It’s been a tough couple of years for Canadian-based Research in Motion (RIM), with Blackberry suffering an agonizing fall from a once-dominant position in the market. RIM hopes to turn those fortunes around in 2013, with the announcement of the Blackberry 10 release date. Two new Blackberry smartphones, and the Blackberry 10 OS that will power them, are due to be unveiled on January 30 of next year.
The first two Blackberry phones to be released will feature touchscreens, with a follow-up model featuring the trademark Blackberry QWERTY keyboard. At this stage it’s unknown when the new Blackberry models will be available for purchase in stores.
RIM have invested heavily in BB10 and the new range of Blackberry smartphones, with the 2013 release seen as a make-or-break moment for the company. RIM steadily lost ground over the past few years to the iPhone and successful Android devices such as the Samsung Galaxy Series, and will be launching the new Blackberry range into an incredibly competitive market. Analysts have already condemned RIM to failure, with James Faucette of Pacific Crest declaring Blackberry 10 “dead on arrival” due to an unfamiliar OS and small number of apps.
Blackberry 10 Aims to Recapture the Business Customer
Blackberry used to define the business handset, but the market has changed and the “business” smartphone no longer really exists. Despite this, the corporate crowd is where RIM has the most brand loyalty and the new range of Blackberry 10 equipped smartphones will need to cater to enterprise if they have any hope of gaining traction. The new Flow UI tries to cater to this market, and features such as Blackberry Balance enable users to easily separate work from personal use through profile switching.

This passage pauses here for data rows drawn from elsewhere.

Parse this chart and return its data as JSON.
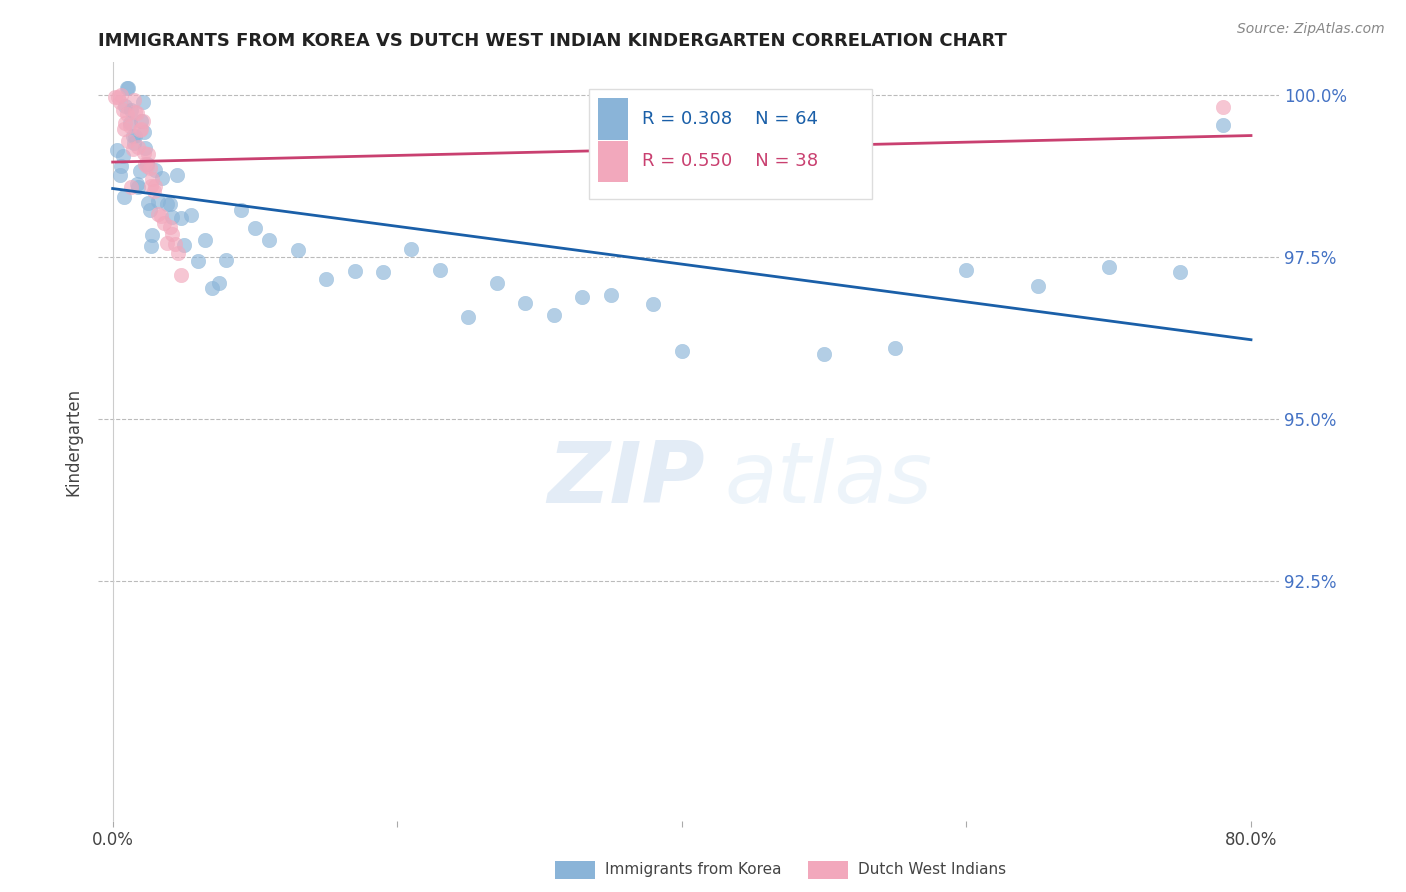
{
  "title": "IMMIGRANTS FROM KOREA VS DUTCH WEST INDIAN KINDERGARTEN CORRELATION CHART",
  "source": "Source: ZipAtlas.com",
  "ylabel": "Kindergarten",
  "legend_label_blue": "Immigrants from Korea",
  "legend_label_pink": "Dutch West Indians",
  "r_blue": 0.308,
  "n_blue": 64,
  "r_pink": 0.55,
  "n_pink": 38,
  "xlim": [
    -0.01,
    0.82
  ],
  "ylim": [
    0.888,
    1.005
  ],
  "x_ticks": [
    0.0,
    0.2,
    0.4,
    0.6,
    0.8
  ],
  "x_tick_labels": [
    "0.0%",
    "",
    "",
    "",
    "80.0%"
  ],
  "y_ticks": [
    0.925,
    0.95,
    0.975,
    1.0
  ],
  "y_tick_labels": [
    "92.5%",
    "95.0%",
    "97.5%",
    "100.0%"
  ],
  "color_blue": "#8ab4d8",
  "color_pink": "#f2a8bc",
  "line_color_blue": "#1a5fa8",
  "line_color_pink": "#c94070",
  "watermark_zip": "ZIP",
  "watermark_atlas": "atlas",
  "blue_x": [
    0.003,
    0.005,
    0.006,
    0.007,
    0.008,
    0.009,
    0.01,
    0.011,
    0.012,
    0.013,
    0.014,
    0.015,
    0.016,
    0.017,
    0.018,
    0.019,
    0.02,
    0.021,
    0.022,
    0.023,
    0.024,
    0.025,
    0.026,
    0.027,
    0.028,
    0.03,
    0.032,
    0.035,
    0.038,
    0.04,
    0.042,
    0.045,
    0.048,
    0.05,
    0.055,
    0.06,
    0.065,
    0.07,
    0.075,
    0.08,
    0.09,
    0.1,
    0.11,
    0.13,
    0.15,
    0.17,
    0.19,
    0.21,
    0.23,
    0.25,
    0.27,
    0.29,
    0.31,
    0.33,
    0.35,
    0.38,
    0.4,
    0.5,
    0.55,
    0.6,
    0.65,
    0.7,
    0.75,
    0.78
  ],
  "blue_y": [
    0.99,
    0.988,
    0.987,
    0.986,
    0.985,
    0.999,
    0.998,
    0.999,
    0.997,
    0.996,
    0.995,
    0.994,
    0.993,
    0.992,
    0.991,
    0.99,
    0.999,
    0.998,
    0.997,
    0.996,
    0.985,
    0.984,
    0.982,
    0.981,
    0.98,
    0.988,
    0.987,
    0.986,
    0.985,
    0.984,
    0.983,
    0.982,
    0.981,
    0.98,
    0.979,
    0.978,
    0.977,
    0.976,
    0.975,
    0.974,
    0.98,
    0.979,
    0.978,
    0.977,
    0.976,
    0.975,
    0.974,
    0.973,
    0.972,
    0.971,
    0.97,
    0.969,
    0.968,
    0.967,
    0.966,
    0.965,
    0.963,
    0.961,
    0.96,
    0.97,
    0.972,
    0.974,
    0.976,
    0.999
  ],
  "pink_x": [
    0.002,
    0.004,
    0.005,
    0.006,
    0.007,
    0.008,
    0.009,
    0.01,
    0.011,
    0.012,
    0.013,
    0.014,
    0.015,
    0.016,
    0.017,
    0.018,
    0.019,
    0.02,
    0.021,
    0.022,
    0.023,
    0.024,
    0.025,
    0.026,
    0.027,
    0.028,
    0.029,
    0.03,
    0.032,
    0.034,
    0.036,
    0.038,
    0.04,
    0.042,
    0.044,
    0.046,
    0.048,
    0.78
  ],
  "pink_y": [
    0.998,
    0.997,
    0.999,
    0.998,
    0.997,
    0.996,
    0.995,
    0.994,
    0.993,
    0.992,
    0.991,
    0.99,
    0.999,
    0.998,
    0.997,
    0.996,
    0.995,
    0.994,
    0.993,
    0.992,
    0.991,
    0.99,
    0.989,
    0.988,
    0.987,
    0.986,
    0.985,
    0.984,
    0.983,
    0.982,
    0.981,
    0.98,
    0.979,
    0.978,
    0.977,
    0.976,
    0.975,
    0.999
  ]
}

A Blackberry 10 release date of January 30 means that RIM misses out completely on the holiday season sales-surge, essentially leaving the company’s success or failure in the hands of corporate ordering departments. RIM know that enterprise purchases will make up the bulk of their orders, but they’re also no longer the only player in the business handset market. Microsoft are already aggressively positioning a number of Windows 8 enabled devies as enterprise-ready, and it remains to be seen whether RIM can overcome their significant head-start.